The sacroiliac (SI) joint is frequently the primary source of low back pain. Over the past decades, a number of different SI injection techniques have been used in its diagnosis and therapy. Despite the concerns regarding exposure to radiation, image-guided injection techniques are the preferred method to achieve safe and precise intra-articular needle placement. The following study presents a comparison of radiation doses, calculated for fluoroscopy and CT-guided SI joint injections in standard and low-dose protocol and presents the technical possibility of CT-guidance with maximum radiation dose reduction to levels of fluoroscopic-guidance for a precise intra-articular injection technique.
To evaluate the possibility of dose reduction in CT-guided sacroiliac joint injections to pulsed-fluoroscopy-guidance levels and to compare the doses of pulsed-fluoroscopy-, CT-guidance, and low-dose CT-guidance for intra-articular SI joint injections.
Comparative study with technical considerations.

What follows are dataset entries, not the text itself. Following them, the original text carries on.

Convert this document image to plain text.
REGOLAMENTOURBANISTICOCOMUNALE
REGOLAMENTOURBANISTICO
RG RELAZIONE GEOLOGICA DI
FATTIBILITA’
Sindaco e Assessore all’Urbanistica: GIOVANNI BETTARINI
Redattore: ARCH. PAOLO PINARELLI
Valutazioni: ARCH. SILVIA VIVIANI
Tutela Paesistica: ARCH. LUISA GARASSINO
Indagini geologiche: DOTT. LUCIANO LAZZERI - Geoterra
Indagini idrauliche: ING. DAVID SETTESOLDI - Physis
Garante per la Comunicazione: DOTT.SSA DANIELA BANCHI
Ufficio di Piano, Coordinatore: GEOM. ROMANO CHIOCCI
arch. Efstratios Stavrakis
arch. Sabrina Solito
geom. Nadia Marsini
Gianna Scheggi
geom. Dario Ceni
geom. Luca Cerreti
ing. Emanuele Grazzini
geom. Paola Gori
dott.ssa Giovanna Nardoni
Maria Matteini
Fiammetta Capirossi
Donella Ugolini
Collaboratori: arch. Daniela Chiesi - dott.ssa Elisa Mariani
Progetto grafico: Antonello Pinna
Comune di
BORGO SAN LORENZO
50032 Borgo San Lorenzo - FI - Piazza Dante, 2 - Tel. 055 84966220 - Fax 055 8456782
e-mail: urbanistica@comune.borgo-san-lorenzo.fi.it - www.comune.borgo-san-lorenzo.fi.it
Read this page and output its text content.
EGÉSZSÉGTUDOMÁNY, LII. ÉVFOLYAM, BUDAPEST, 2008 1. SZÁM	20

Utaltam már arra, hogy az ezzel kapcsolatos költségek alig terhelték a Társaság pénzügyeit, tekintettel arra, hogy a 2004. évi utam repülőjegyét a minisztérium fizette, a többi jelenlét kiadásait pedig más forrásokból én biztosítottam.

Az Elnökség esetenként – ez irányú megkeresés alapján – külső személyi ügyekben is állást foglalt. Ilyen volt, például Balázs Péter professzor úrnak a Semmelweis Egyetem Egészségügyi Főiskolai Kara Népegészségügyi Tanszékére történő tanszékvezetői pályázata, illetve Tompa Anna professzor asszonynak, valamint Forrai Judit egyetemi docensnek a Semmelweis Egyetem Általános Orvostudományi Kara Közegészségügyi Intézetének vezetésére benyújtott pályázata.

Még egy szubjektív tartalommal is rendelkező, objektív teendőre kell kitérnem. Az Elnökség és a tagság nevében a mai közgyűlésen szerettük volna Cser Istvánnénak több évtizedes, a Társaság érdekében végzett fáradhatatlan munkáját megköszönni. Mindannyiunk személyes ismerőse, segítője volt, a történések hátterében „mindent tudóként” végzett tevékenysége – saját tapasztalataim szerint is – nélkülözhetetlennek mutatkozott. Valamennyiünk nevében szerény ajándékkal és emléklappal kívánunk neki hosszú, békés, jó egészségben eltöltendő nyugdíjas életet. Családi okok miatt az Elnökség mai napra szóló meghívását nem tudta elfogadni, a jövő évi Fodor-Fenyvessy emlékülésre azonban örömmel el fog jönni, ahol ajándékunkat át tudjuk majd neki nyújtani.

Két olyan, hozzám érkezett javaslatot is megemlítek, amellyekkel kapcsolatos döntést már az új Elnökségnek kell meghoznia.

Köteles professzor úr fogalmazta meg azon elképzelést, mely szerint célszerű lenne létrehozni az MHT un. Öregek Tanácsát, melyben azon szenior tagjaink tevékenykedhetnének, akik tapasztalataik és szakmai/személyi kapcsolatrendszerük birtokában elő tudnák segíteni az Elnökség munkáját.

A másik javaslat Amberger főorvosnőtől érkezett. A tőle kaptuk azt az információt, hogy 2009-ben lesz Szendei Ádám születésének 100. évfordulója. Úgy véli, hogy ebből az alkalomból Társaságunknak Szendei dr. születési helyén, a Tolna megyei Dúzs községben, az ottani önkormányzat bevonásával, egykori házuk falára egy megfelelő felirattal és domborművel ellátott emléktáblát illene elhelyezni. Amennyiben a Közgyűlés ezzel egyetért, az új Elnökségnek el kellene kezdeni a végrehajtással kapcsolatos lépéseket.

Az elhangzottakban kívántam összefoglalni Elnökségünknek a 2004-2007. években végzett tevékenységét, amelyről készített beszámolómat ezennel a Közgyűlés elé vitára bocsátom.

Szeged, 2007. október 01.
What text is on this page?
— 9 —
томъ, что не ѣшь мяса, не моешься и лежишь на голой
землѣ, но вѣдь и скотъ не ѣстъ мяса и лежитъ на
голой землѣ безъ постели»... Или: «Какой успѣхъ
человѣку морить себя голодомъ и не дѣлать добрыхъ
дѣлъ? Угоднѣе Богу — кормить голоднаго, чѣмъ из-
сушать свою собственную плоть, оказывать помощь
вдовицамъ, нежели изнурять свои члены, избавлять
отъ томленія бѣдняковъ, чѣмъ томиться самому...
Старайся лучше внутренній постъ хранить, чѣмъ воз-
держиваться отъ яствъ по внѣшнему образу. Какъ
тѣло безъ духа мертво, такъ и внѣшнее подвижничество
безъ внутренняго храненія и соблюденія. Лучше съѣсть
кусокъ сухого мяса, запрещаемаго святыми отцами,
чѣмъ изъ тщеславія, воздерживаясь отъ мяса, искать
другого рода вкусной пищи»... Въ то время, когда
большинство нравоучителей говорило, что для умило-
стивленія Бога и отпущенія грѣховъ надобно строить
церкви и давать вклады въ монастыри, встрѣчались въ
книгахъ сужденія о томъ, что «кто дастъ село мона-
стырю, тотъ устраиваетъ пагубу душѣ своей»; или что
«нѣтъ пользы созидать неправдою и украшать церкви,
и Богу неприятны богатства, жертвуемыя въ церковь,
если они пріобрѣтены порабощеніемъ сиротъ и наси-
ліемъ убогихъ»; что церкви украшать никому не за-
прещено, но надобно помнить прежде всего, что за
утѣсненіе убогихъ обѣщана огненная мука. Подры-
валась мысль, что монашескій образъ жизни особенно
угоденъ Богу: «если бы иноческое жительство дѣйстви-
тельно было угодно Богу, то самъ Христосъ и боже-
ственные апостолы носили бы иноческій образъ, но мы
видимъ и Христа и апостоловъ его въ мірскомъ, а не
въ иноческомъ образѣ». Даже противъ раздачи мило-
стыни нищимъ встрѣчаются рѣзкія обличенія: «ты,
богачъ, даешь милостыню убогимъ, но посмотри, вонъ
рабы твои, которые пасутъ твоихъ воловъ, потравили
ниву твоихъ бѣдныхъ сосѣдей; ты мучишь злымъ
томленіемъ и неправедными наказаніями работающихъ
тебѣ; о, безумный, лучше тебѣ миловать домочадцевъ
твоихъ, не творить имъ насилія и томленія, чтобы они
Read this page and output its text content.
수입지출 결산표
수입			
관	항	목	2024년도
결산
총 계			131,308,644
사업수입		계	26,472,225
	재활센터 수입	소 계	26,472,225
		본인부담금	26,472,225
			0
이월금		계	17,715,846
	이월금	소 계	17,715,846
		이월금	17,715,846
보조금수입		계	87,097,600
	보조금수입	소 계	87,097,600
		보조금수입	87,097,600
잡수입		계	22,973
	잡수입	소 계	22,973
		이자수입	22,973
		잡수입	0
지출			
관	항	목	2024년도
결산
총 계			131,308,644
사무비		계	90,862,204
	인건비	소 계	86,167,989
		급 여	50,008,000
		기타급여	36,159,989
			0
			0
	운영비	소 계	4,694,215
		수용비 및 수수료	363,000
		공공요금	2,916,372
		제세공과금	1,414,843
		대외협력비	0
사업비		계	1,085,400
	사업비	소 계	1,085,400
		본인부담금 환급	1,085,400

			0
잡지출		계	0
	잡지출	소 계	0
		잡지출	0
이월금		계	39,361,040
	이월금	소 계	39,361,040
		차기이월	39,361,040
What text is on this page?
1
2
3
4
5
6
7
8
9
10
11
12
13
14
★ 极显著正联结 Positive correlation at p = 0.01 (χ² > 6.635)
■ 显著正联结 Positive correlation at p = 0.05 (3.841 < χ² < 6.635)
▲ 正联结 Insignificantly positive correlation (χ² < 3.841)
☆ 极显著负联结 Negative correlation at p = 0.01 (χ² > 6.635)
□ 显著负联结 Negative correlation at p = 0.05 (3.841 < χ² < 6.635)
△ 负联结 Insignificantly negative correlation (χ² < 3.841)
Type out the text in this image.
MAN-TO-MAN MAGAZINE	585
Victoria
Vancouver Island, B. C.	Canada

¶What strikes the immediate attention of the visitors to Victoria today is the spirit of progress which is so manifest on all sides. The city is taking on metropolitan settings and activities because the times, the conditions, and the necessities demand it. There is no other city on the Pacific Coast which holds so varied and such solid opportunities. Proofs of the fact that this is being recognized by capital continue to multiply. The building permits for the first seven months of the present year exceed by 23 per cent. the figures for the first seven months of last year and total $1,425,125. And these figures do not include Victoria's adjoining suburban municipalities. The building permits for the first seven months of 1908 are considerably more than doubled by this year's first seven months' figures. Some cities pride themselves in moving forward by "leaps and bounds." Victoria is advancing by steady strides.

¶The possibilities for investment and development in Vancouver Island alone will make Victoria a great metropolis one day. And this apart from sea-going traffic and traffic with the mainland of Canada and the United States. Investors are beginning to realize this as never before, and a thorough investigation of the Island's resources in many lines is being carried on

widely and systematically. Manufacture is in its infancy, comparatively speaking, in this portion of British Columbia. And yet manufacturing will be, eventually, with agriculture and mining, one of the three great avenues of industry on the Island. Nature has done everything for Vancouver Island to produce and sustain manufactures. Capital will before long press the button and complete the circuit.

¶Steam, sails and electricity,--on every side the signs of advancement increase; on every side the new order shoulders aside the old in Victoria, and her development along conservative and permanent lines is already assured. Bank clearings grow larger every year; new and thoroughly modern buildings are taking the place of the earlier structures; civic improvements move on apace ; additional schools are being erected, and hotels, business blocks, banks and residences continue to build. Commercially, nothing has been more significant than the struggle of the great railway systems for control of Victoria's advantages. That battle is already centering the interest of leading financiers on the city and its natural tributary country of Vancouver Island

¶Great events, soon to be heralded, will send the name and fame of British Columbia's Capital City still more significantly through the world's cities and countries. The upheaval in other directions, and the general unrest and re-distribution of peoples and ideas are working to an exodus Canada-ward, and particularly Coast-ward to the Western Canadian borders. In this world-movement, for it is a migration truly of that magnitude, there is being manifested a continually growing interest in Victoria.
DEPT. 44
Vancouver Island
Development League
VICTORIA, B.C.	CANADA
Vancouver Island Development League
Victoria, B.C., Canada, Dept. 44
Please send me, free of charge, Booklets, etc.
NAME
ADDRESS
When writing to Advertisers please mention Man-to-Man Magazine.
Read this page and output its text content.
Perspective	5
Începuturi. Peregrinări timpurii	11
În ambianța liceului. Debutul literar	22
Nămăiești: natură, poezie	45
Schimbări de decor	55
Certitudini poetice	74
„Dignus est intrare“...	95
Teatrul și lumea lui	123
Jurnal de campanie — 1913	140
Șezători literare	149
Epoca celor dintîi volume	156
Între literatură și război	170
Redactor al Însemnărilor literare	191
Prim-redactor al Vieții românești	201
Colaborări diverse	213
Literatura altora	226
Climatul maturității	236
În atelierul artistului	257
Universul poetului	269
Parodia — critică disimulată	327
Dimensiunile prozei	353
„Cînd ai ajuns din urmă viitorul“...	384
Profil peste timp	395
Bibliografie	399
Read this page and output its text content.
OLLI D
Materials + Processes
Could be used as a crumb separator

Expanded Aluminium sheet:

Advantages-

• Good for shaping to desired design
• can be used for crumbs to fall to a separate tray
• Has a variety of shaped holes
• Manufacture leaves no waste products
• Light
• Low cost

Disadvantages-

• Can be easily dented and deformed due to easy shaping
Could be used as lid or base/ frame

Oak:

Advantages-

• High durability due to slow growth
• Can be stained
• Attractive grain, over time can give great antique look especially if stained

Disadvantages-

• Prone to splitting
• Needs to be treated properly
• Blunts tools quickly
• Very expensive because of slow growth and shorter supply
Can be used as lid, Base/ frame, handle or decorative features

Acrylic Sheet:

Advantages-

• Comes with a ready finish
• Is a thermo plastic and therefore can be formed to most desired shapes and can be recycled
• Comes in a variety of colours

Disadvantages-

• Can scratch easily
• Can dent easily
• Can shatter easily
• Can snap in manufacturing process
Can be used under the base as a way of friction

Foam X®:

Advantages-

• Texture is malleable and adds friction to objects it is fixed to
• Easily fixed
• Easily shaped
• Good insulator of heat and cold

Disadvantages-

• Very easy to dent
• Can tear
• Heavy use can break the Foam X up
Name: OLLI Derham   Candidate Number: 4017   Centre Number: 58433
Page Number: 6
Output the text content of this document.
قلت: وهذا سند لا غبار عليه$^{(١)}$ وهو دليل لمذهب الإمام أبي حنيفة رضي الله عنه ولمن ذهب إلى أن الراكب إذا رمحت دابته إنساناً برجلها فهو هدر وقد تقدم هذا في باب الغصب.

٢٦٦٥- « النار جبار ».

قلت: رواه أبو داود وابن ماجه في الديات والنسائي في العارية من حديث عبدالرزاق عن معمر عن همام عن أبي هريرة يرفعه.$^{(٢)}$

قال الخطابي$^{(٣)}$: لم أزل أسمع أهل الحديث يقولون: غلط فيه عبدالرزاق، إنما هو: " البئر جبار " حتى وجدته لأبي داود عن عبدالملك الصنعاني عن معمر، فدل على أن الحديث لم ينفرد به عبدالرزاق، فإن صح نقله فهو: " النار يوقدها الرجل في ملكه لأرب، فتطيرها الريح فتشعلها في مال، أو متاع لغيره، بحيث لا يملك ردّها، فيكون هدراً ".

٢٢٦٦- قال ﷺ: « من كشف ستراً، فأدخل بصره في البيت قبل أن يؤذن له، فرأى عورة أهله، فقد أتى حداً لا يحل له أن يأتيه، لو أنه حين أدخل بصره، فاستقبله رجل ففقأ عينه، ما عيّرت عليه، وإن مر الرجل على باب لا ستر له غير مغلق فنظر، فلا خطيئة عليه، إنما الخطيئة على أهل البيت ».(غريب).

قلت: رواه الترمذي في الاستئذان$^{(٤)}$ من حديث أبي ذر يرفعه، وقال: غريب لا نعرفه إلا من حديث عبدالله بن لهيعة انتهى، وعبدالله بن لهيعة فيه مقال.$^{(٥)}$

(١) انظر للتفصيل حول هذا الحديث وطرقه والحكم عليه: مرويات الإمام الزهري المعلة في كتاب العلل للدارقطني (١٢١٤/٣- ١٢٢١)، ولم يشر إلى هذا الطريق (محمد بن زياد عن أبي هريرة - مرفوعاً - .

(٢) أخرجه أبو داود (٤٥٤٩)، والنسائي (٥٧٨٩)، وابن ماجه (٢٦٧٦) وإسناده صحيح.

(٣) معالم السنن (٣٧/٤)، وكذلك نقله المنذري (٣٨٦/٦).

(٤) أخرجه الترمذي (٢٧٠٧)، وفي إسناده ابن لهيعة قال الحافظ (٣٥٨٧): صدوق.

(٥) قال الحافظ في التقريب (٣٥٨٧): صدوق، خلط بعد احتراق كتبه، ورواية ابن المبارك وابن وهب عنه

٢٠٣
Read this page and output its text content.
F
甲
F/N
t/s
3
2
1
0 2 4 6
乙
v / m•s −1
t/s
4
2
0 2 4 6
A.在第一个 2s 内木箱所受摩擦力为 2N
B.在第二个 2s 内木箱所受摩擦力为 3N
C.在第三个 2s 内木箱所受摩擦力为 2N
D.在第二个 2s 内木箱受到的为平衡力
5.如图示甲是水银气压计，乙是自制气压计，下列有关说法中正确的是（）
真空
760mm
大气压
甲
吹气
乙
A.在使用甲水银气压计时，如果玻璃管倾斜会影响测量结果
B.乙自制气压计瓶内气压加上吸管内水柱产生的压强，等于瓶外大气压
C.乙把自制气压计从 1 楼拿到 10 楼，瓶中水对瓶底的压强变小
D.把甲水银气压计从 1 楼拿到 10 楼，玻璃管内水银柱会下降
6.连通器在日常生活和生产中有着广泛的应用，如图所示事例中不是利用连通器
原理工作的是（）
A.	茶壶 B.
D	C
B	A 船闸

A total of 30 CT-guided intra-articular SI joint injections were performed in January 2012 in a developed low-dose mode and the radiation doses were calculated. They were compared to 30 pulsed-fluoroscopy-guided SI joint injections, which were performed in the month before, and to five injections, performed in standard CT-guided biopsy mode for spinal interventions. The statistical significance was calculated with the SPSS software using the Mann-Whitney U-Test. Technical details and anatomical considerations were provided.
A significant dose reduction of average 94.01% was achieved using the low-dose protocol for CT-guided SI joint injections. The radiation dose could be approximated to pulsed-fluoroscopy- guidance levels.
Radiation dose of CT-guided SI joint injections can be decreased to levels of pulsed fluoroscopy with a precise intra-articular needle placement using the low-dose protocol. The technique is simple to perform, fast, and reproducible.
骶髂(SI)关节是下腰痛的常见病因。在过去几十年中,已经使用了许多不同的 SI 注射技术来对其进行诊断和治疗。尽管存在对辐射暴露的担忧,但在图像引导下进行注射技术是实现安全、精确关节内置针的首选方法。本研究比较了标准剂量和低剂量方案下透视和 CT 引导下 SI 关节注射的辐射剂量,并提出了 CT 引导下最大程度减少辐射剂量以达到透视引导下精确关节内注射技术的技术可能性。
评估 CT 引导下骶髂关节注射技术降低剂量至脉冲透视引导水平的可能性,并比较脉冲透视、CT 引导和低剂量 CT 引导下 SI 关节内注射的剂量。
具有技术考虑的比较研究。
2012 年 1 月,在开发的低剂量模式下对 30 例 CT 引导下关节内 SI 关节注射进行了操作,并计算了辐射剂量。将其与前一个月进行的 30 例脉冲透视引导下 SI 关节注射和 5 例标准 CT 引导下脊柱介入活检模式下的注射进行比较。使用 SPSS 软件的 Mann-Whitney U 检验计算统计显著性。提供了技术细节和解剖学考虑。
使用 CT 引导下 SI 关节注射的低剂量方案,可显著降低平均 94.01%的剂量。辐射剂量可近似于脉冲透视引导水平。
使用低剂量方案,可以将 CT 引导下 SI 关节注射的辐射剂量降低至脉冲透视水平,同时实现精确的关节内针置。该技术操作简单、快速且可重复。